Sous sa seule couverture, en proie au froid et à même le sol, il est une cible facile des microbes. Il est aussi, dit-il, à la merci des voleurs. La journée, il range sa couverture dans une tente. Son sac à dos, en revanche, il ne s’en sépare jamais. « Je le porte toujours, même pendant les prières ». À l’intérieur du précieux bien : un sachet hermétique contenant une brosse à dents et un tube de dentifrice, plusieurs pommes ainsi qu’un jean propre.
« Tous les migrants sont devenus fous », lance-t-il. Il semble blâmer le manque de sommeil pour cela : « Je ne dors même pas trois heures la nuit. »
D’autres ne tentent même pas de trouver le sommeil, obsédés par l’idée de se réchauffer. Les feux de camp jonchent ça et là le campement, créant des attroupements. « Un habitant du quartier nous donne du bois », précise Abdullah Hakim, penché au-dessus des flammes. « Il y a quelques nuits, il nous a apporté du charbon. » Le reste du temps, tout y passe : des cagettes, des planches, des morceaux de cartons et de papiers, et toutes sortes de déchets glânés dans la rue. Le but : que le fleu reste constamment alimenté. Dans cette odeur de brûlé, le camp de La Chapelle rappelle les « jungles » de Calais. Les flammes sont toutefois régulièrement éteintes par la police. « Ils viennent, avec leurs extincteurs, ils ne disent rien, ils éteignent », dit Hemat Khan, 37 ans, les yeux rouges de fatigue.
« C’est à cause de la proximité du métro, commente Clara Agnello. La police dit avoir peur d’un incendie. »
La veille, plusieurs migrants, révoltés de leur situation, ont bloqué le boulevard de la Chapelle à l’aide notamment de poubelles, pour alerter l’opinion publique sur leur sort, avant d’être dispersés par la police. Vestige de cette action, un matelas tagué de la phrase « We need help » (« On a besoin d’aide ») est positionné face à la route, dans l’espoir que les passants le voient.
C’est peut-être ça qui a attiré le regard d’Ajab Khan, un réfugié afghan bien installé dans sa vie parisienne depuis une décennie. Il passe régulièrement à proximité du camp au volant de sa voiture, mais, ce jour-là, il a décidé de se garer. « J’avais envie de venir les voir », justifie-t-il, triste de constater que certaines choses ne changent pas. « Je sais ce qu’ils vivent. Je suis arrivé en 2010 à Paris et j’ai passé 18 mois à la rue. À l’époque, c’était à Gare de l’Est. Maintenant c’est ici. »
*Son nom de famille n’a pas été communiqué.
Infos pratiques :
Aux alentours de ce camp, situé au niveau du 16-18 boulevard La Chapelle, à Paris, des distributions de nourritures sont organisées.

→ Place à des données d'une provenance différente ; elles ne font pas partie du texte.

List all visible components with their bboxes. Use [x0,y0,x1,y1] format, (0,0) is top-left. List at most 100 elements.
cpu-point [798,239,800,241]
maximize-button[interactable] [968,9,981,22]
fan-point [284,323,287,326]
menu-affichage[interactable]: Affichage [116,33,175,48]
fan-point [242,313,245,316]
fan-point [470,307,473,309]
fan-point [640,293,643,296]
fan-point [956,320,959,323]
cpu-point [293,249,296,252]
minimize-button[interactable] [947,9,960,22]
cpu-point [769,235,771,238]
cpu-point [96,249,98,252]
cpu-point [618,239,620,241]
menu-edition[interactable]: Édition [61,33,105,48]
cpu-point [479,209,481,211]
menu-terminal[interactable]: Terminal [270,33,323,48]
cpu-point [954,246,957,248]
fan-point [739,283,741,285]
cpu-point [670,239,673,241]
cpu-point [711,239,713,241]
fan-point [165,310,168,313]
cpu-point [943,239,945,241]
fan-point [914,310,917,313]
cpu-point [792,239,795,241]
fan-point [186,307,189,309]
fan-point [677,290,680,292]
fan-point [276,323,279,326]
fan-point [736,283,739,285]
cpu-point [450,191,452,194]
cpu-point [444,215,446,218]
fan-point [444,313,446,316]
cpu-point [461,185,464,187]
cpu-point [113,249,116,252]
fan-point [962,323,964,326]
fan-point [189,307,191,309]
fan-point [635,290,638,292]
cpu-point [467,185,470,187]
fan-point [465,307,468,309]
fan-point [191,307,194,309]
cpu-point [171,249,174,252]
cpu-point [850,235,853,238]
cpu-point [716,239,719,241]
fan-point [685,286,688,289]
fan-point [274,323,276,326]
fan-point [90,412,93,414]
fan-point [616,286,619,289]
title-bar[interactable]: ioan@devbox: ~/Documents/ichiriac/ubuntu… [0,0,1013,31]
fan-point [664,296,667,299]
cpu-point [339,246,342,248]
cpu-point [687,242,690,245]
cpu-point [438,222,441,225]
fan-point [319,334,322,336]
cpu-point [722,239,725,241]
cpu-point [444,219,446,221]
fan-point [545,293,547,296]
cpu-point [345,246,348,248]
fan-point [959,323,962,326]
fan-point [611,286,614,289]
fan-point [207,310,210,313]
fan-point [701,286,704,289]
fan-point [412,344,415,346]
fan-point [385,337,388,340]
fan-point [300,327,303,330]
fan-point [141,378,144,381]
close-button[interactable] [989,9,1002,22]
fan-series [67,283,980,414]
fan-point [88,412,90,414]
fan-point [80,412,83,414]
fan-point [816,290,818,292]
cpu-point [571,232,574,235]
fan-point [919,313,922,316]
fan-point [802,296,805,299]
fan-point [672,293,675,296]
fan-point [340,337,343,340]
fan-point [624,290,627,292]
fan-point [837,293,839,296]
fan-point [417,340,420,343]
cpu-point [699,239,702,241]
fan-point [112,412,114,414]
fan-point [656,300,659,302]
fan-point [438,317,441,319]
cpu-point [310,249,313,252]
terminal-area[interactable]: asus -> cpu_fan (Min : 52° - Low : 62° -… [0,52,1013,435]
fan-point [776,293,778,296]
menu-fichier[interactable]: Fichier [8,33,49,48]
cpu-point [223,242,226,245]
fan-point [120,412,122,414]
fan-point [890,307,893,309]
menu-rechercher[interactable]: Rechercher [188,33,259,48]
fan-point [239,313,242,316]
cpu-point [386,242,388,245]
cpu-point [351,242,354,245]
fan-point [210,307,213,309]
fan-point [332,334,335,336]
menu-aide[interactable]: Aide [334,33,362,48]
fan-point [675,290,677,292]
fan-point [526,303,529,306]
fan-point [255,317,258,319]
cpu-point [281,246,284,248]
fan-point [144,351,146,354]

-À partir de 20h, plusieurs associations, dont Solidarité migrants Wilson, font des distributions de thé et de repas chauds sur le campement.
-Vers 16h30, du lundi au samedi, des repas chauds sont servis par l’association La Chorba pour tous au 135 boulevard de la Villette, 75010 Paris, à la sortie du métro Jaurès.
-Des petits-déjeuners solidaires sont distribués tous les matins entre 8h et 10h environ au Jardin d’Eole, situé 56 rue d’Aubervilliers, 75018 Paris.